Scenery abounds on the South Loop hike in the Spring Mountains where sixteen club members climbed the 2000 feet in elevation for a view at the third overlook. From the beginning to the end, the South Loop offers views of Kyle Canyon (north and south), Mummy's Toe, and Mt. Charleston in all their grandeur.
We parked at the Cathedral Rock trailhead and followed the road up to the South Loop trailhead located within the Cathedral Rock Picnic Area which requires $8 fee to drive into. Workers were hard at work around the beginning of the trail but after we got to the Rainbow Loop trail junctions, we had the trail to ourselves. We tackled the following switchbacks with gusto staying within contact of each other from the leader to the sweep.
It was a challenging climb so it was necessary to allow the hikers to go their own speed as long as we regrouped at appointed places during the ascent. As we slowly passed the drainage to our left, we enjoyed the purple flowers adorning the springs and heard waterfalls when we stopped to listen. Higher up in this drainage, snow tenaciously clung to the ground.

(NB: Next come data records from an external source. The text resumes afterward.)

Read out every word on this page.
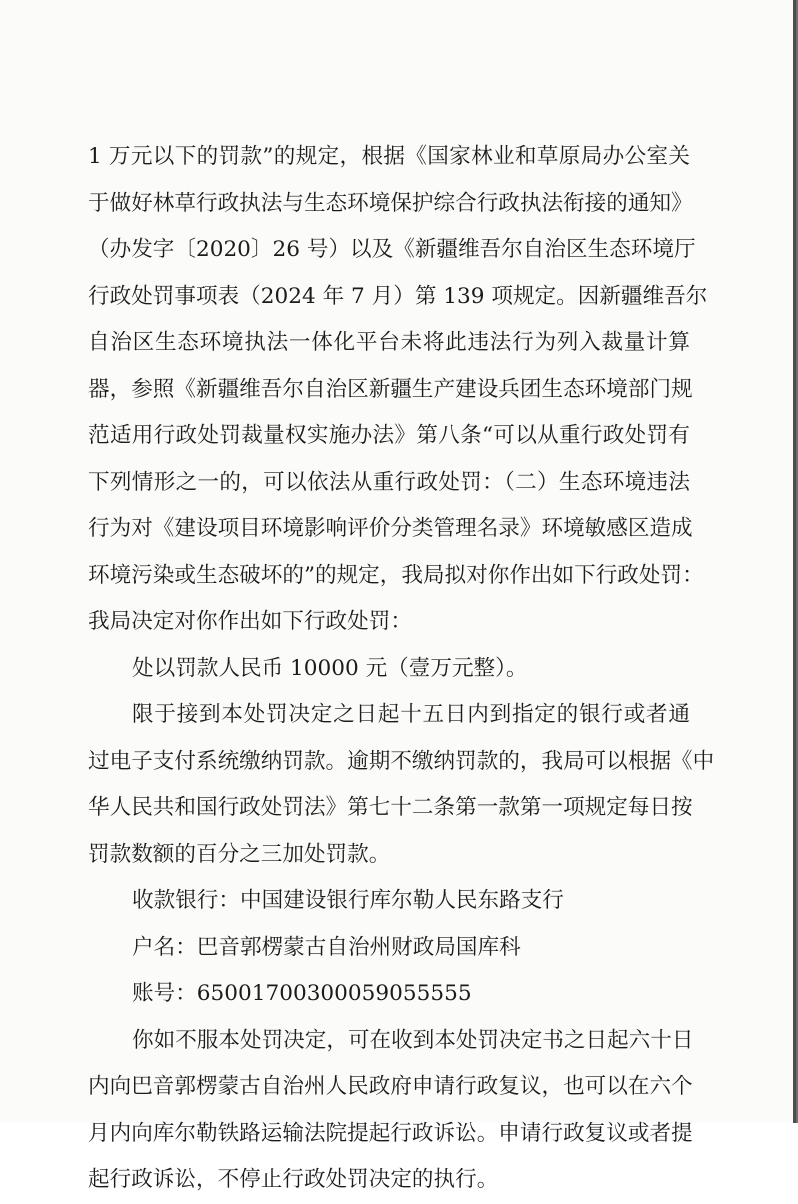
1 万元以下的罚款”的规定，根据《国家林业和草原局办公室关
于做好林草行政执法与生态环境保护综合行政执法衔接的通知》
（办发字〔2020〕26 号）以及《新疆维吾尔自治区生态环境厅
行政处罚事项表（2024 年 7 月）第 139 项规定。因新疆维吾尔
自治区生态环境执法一体化平台未将此违法行为列入裁量计算
器，参照《新疆维吾尔自治区新疆生产建设兵团生态环境部门规
范适用行政处罚裁量权实施办法》第八条“可以从重行政处罚有
下列情形之一的，可以依法从重行政处罚：（二）生态环境违法
行为对《建设项目环境影响评价分类管理名录》环境敏感区造成
环境污染或生态破坏的”的规定，我局拟对你作出如下行政处罚：
我局决定对你作出如下行政处罚：
处以罚款人民币 10000 元（壹万元整）。
限于接到本处罚决定之日起十五日内到指定的银行或者通
过电子支付系统缴纳罚款。逾期不缴纳罚款的，我局可以根据《中
华人民共和国行政处罚法》第七十二条第一款第一项规定每日按
罚款数额的百分之三加处罚款。
收款银行：中国建设银行库尔勒人民东路支行
户名：巴音郭楞蒙古自治州财政局国库科
账号：65001700300059055555
你如不服本处罚决定，可在收到本处罚决定书之日起六十日
内向巴音郭楞蒙古自治州人民政府申请行政复议，也可以在六个
月内向库尔勒铁路运输法院提起行政诉讼。申请行政复议或者提
起行政诉讼，不停止行政处罚决定的执行。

At the first overlook, we stopped for a short break while the hikers regrouped. Here, we could see the mouth of Kyle Canyon and Mummy's Toe across the way. We were high on a cliff.
After the first overlook, another set of switchbacks soon began. These switchbacks were decorated with gray limestone and ponderosas with a few bristlecones thrown in for good measure as we neared our destination. The photo below shows one view from the second overlook. One by one, each hiker stepped out on this overlook before turning to climb the final switchback. One more "out and back" brought us to the third overlook.
The scenery did not only include distant beauty. Bees were busy on the rough angelica along the trail on the first set of switchbacks. Rabbitbrush is beginning to bloom. Also, the blue lupine and Indian paintbrush are still abundant. However, the lavender thistles have gone past their prime.
Another interesting aside on the South Loop Trail is the "fish fossil" rock. It is located in the first set of switchbacks at one of the hairpin turns to the left when you are going up. The low flat rock is found on the inside of the turn and the best way to see the fossils is to pour a little water over the rock surface. These fossils are very unusual as they show a tube-like creature which lived on the sea bed at one time in the very distant past.
When we reached the third overlook, we discussed different trails and routes that club members had done in Kyle Canyon. Our view was even better than Google Earth! We could see the ridge above us which leads to Mt. Charleston Peak. Through the trees, we could make out Griffith Peak. Below us, the source of Kyle Canyon opened wide to show us every detail.
Finally, we had to descend. Again, there were a variety of paces but after 4.25 hours, all the hikers had made it up and back over the total of seven miles.